Hong Kong businesses on Wednesday received a HK$9.5 billion package of relief measures, a much-needed shot in the arm to help them stay afloat during the Covid-19 pandemic, although sweeteners for individuals were cut back.
Raising the borrowing limit for a government full guarantee loan scheme to HK$6 million for small and medium-sized enterprises was among the key measures Financial Secretary Paul Mo-po announced in his budget speech.
Many of his other waivers also remained to relieve the burden of companies while an extra HK$1.5 billion in funding was earmarked to help enterprises diversify their markets.
Business leaders found the policies generally favourable but called on officials to allow companies to dip into an existing funding scheme, which was initially tailored for market development outside Hong Kong, to carry out promotions in the city.
Last year Chan earned businesses’ endorsement when he announced the government would provide a full guarantee for loans under an SME financing scheme. By January, HK$42.7 billion in loans were approved for more than 20,000 enterprises.
Under his latest plan, the application period, initially closing in April, would be extended to the end of this year, with the longest repayment period also increased from five years to eight years.
The maximum loan amount per enterprise would be raised from the total sum of employee wages and rent for 12 months to that for 18 months. The borrowing limit would be increased by HK$1 million to HK$6 million.
Businesses could pay off the interest without repaying the principal during the first 18 months rather than the current 12 months.
A government source said the aim of extending the loan repayment terms was to prevent more SMEs from falling into bankruptcy.
Like last year, business registration fees for 2021-22 and profits tax would be waived.
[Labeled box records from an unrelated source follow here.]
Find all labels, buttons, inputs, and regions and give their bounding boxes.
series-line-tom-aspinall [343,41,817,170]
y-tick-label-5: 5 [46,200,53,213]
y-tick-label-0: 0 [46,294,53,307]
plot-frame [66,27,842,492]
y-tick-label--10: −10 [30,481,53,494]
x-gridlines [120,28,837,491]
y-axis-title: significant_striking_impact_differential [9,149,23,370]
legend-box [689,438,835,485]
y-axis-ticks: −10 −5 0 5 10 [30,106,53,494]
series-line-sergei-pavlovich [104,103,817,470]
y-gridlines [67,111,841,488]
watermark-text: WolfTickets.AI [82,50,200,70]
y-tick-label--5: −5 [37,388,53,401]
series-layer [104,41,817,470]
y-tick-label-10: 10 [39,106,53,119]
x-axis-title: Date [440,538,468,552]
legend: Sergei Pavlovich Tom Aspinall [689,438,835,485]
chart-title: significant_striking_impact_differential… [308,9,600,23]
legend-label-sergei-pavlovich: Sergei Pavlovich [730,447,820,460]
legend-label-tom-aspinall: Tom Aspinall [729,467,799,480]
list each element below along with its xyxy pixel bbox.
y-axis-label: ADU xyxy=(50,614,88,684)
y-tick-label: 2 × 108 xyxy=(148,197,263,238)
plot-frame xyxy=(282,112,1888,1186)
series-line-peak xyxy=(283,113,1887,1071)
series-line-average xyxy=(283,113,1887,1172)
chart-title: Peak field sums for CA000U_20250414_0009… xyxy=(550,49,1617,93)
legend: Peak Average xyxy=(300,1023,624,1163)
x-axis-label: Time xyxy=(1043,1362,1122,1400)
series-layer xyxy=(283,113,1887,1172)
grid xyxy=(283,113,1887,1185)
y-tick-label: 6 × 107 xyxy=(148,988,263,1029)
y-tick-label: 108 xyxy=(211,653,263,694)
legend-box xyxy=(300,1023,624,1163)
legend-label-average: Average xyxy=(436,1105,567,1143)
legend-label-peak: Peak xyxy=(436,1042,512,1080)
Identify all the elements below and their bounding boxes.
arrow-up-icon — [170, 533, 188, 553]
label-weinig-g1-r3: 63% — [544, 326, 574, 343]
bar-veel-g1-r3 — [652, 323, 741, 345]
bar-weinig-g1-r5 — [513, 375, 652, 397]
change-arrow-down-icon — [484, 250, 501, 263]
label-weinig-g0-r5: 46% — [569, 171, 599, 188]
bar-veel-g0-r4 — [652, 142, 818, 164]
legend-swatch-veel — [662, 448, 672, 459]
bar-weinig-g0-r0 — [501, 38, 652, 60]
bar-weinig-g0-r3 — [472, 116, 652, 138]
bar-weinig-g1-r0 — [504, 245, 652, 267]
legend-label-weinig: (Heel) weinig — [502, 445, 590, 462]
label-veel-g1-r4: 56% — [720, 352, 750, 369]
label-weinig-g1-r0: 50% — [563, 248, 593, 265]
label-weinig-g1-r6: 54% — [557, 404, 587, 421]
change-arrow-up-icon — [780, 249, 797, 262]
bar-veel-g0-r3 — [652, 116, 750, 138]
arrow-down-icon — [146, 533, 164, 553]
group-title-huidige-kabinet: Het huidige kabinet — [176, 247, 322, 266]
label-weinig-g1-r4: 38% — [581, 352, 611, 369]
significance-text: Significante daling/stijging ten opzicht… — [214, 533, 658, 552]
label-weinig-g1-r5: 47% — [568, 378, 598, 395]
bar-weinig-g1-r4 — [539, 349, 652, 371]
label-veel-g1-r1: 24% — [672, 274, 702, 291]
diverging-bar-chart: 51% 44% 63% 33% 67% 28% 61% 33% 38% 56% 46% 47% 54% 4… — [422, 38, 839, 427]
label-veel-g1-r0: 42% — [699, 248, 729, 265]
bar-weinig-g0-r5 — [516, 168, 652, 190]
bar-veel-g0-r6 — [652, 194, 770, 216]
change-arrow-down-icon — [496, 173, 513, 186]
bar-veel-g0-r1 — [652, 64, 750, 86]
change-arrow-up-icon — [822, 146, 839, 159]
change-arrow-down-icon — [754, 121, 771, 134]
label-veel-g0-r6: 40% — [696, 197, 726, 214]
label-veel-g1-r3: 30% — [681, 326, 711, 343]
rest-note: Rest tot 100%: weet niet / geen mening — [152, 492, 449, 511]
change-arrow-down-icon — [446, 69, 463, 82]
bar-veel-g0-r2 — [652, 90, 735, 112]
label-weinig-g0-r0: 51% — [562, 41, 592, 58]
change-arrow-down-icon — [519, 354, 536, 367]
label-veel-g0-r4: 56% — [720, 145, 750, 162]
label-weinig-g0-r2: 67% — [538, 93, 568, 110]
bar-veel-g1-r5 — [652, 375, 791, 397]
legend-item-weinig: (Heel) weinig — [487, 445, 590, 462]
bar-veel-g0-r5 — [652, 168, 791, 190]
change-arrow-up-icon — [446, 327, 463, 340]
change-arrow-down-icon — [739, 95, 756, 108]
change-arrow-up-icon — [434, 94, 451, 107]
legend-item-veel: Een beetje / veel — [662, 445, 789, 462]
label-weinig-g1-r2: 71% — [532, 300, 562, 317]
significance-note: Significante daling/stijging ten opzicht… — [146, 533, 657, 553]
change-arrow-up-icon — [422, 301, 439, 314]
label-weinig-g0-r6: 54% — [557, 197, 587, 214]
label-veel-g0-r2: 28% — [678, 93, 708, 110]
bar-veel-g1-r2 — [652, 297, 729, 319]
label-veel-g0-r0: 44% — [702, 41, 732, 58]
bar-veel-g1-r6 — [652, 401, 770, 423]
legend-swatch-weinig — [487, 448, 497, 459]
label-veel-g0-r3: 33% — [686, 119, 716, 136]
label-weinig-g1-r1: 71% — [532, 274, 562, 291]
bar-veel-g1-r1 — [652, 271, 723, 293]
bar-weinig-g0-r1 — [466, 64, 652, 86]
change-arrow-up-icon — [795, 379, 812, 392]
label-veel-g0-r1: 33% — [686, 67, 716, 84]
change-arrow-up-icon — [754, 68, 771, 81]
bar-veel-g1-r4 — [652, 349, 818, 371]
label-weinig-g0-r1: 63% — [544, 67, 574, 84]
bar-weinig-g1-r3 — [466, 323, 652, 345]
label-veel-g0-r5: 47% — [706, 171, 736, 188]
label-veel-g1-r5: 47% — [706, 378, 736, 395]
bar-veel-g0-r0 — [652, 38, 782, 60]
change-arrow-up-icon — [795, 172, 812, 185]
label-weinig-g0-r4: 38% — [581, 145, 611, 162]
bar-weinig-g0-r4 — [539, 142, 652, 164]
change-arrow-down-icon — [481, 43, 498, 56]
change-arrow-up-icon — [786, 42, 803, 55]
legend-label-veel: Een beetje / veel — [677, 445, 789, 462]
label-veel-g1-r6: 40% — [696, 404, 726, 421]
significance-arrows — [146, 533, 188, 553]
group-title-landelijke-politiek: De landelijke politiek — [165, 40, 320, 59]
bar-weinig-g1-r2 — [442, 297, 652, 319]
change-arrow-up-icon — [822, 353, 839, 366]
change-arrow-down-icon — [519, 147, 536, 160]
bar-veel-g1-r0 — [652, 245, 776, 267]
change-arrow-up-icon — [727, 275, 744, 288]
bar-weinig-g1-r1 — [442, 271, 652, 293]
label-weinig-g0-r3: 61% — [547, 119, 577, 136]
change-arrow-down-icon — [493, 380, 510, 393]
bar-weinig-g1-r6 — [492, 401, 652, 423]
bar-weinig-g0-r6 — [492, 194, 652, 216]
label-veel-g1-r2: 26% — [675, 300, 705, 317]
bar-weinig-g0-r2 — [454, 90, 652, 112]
But the ceiling for the tax measure was dropped from HK$20,000 to HK$10,000 this year.
There would be concessions on rates for non-domestic properties for four quarters, subject to a ceiling of HK$5,000 per quarter in the first two quarters and HK$2,000 per quarter in the remaining two for each rateable property.
While the maximum limit for the first half remained unchanged, the quarterly cap for the last six months rose HK$500 from HK$1,500 in 2020-21.
Chan also promised to waive 75 per cent of water and sewage charges for non-domestic households – up to HK$20,000 and HK$12,500 a month respectively – for eight months from April.
Tenants in government properties would receive a 75 per cent rent cut for six months from April.
Another HK$1.5 billion would be pumped into the Dedicated Fund on Branding, Upgrading and Domestic Sales (BUD Fund). The scheme would help companies to develop their markets in 37 economies, up from 20, as it would expand its coverage in phases to include those which had entered into investment promotion and protection agreements with the city.
The funding ceiling for each enterprise would be increased from HK$4 million to HK$6 million.
Hong Kong Small and Medium Enterprises Association president Pam Mak said the revised loan scheme could help sustain struggling businesses before the economy fully recovered.
Even though the ceiling for the waiver of profits tax would be halved this year, Mak said she was not surprised because many businesses could not earn a profit last year.
“I am happy about the enhancement of the BUD Fund. But I hope the government can allow the scheme to cover the market development efforts of businesses in Hong Kong for two years because businesses cannot go out now during the pandemic,” she said.
Simon Wong Ka-wo, president of the Hong Kong Federation of Restaurants and Related Trades, echoed the demand for the BUD Fund and the endorsement of the loan scheme, adding the HK$5,000 consumption vouchers to be given to residents would boost catering businesses.
“But if the economy cannot recover after a while, the government should also think about how to safeguard jobs, in addition to stimulating the economy,” he said.
But Ray Or Chuen-ting, convenor of the Fitness and Combat Sports Alliance, which represents more than 200 gym operators, said fitness centres could not get much help because water fees were only part of their operating costs.
“Even with the profits tax waiver, I don’t think we can earn much profit in the next two years,” he said, adding they should be given rental subsidies if the government closed their businesses in social-distancing measures again.
The financial secretary cut back on sweeteners for residents. For example, salaries tax would be exempted, subject to a cap of HK$10,000, down from HK$20,000 last year.